谷脇:現在の課題への対応という点で、国土交通省の中央建設業審議会と社会資本整備審議会による基本問題小委員会で議論されてきた内容についてお聞きしたいと思います。2023年9月に中間とりまとめを策定されましたが、改めてその狙いや議論されたポイントを伺えますか?
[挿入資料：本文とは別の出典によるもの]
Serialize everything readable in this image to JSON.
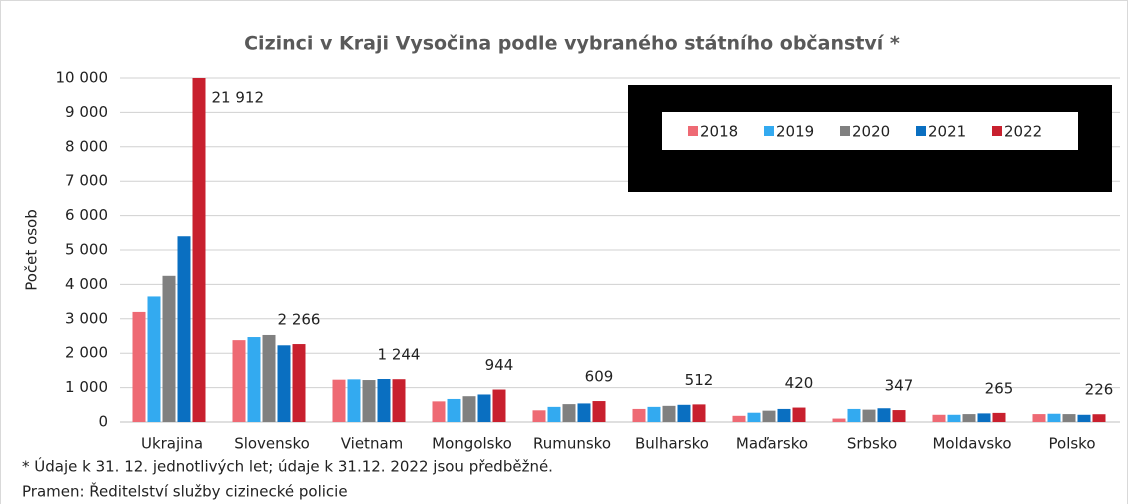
{
  "chart_data": {
    "type": "bar",
    "title": "Cizinci v Kraji Vysočina podle vybraného státního občanství *",
    "y_label": "Počet osob",
    "categories": [
      "Ukrajina",
      "Slovensko",
      "Vietnam",
      "Mongolsko",
      "Rumunsko",
      "Bulharsko",
      "Maďarsko",
      "Srbsko",
      "Moldavsko",
      "Polsko"
    ],
    "series": [
      {
        "name": "2018",
        "color": "#ee6a74",
        "values": [
          3200,
          2380,
          1230,
          600,
          340,
          380,
          180,
          100,
          210,
          230
        ]
      },
      {
        "name": "2019",
        "color": "#33aaf0",
        "values": [
          3650,
          2470,
          1240,
          670,
          440,
          440,
          270,
          380,
          210,
          240
        ]
      },
      {
        "name": "2020",
        "color": "#808080",
        "values": [
          4250,
          2530,
          1220,
          750,
          520,
          470,
          330,
          360,
          230,
          230
        ]
      },
      {
        "name": "2021",
        "color": "#0a6fc1",
        "values": [
          5400,
          2230,
          1250,
          800,
          540,
          500,
          380,
          400,
          250,
          210
        ]
      },
      {
        "name": "2022",
        "color": "#c8202e",
        "values": [
          21912,
          2266,
          1244,
          944,
          609,
          512,
          420,
          347,
          265,
          226
        ],
        "value_labels": [
          "21 912",
          "2 266",
          "1 244",
          "944",
          "609",
          "512",
          "420",
          "347",
          "265",
          "226"
        ]
      }
    ],
    "ylim": [
      0,
      10000
    ],
    "yticks": [
      0,
      {
        "value": 1000,
        "label": "1 000"
      },
      {
        "value": 2000,
        "label": "2 000"
      },
      {
        "value": 3000,
        "label": "3 000"
      },
      {
        "value": 4000,
        "label": "4 000"
      },
      {
        "value": 5000,
        "label": "5 000"
      },
      {
        "value": 6000,
        "label": "6 000"
      },
      {
        "value": 7000,
        "label": "7 000"
      },
      {
        "value": 8000,
        "label": "8 000"
      },
      {
        "value": 9000,
        "label": "9 000"
      },
      {
        "value": 10000,
        "label": "10 000"
      }
    ],
    "grid": true,
    "legend": "top-right",
    "notes": [
      "* Údaje k 31. 12. jednotlivých let; údaje k 31.12. 2022 jsou předběžné.",
      "Pramen: Ředitelství služby cizinecké policie"
    ]
  }
}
塩見:2014年に建設業界の高齢化や人手不足の解消を目的に、公共工事品確法と建設業法・入契法が一体的に改正された「担い手3法」があり、5年後の2019年には新たな課題に対応する「新・担い手3法」が打ち出されました。当時から一貫して “担い手の確保” を大きなテーマとし、5年ごとを節目に制度を改正してきた背景があります。それらのおさらいをすると共に、新しい歴史的な節目として次なる5年を見据えた一歩を進めるタイミングとなったわけです。ちょうどその折、資材価格の高騰が顕著に現れ、それが建設業者、特に受注者側にしわ寄せされるという課題が持ち上がりました。資材価格の高騰分の価格転嫁が円滑にできない場合、ともすれば “労務費を削る” という安易な選択がなされ、結果的に現場で働いている方の処遇を切り下げるといった事態をも招きかねません。そうした危機感が業界全体にあり、将来の担い手確保にも悪影響を及ぼす可能性を考える中、どのように課題にあたるかが議論されました。それと共に、11年間を通して続けている公共工事設計労務単価の引上げをはじめ、技能者の処遇そのものについてもさらに一歩、取り組みを進めることが必要だという認識がありました。社会全体において人材不足が起こっている中、他の産業に負けない魅力ある業界をつくり、人口減少時代にふさわしい働き方を実現しなければと、一連の議論が行われた形です。全体に共通するのは、建設業界で働く方がしっかりと確保され、いかに長く働ける環境を作るかということです。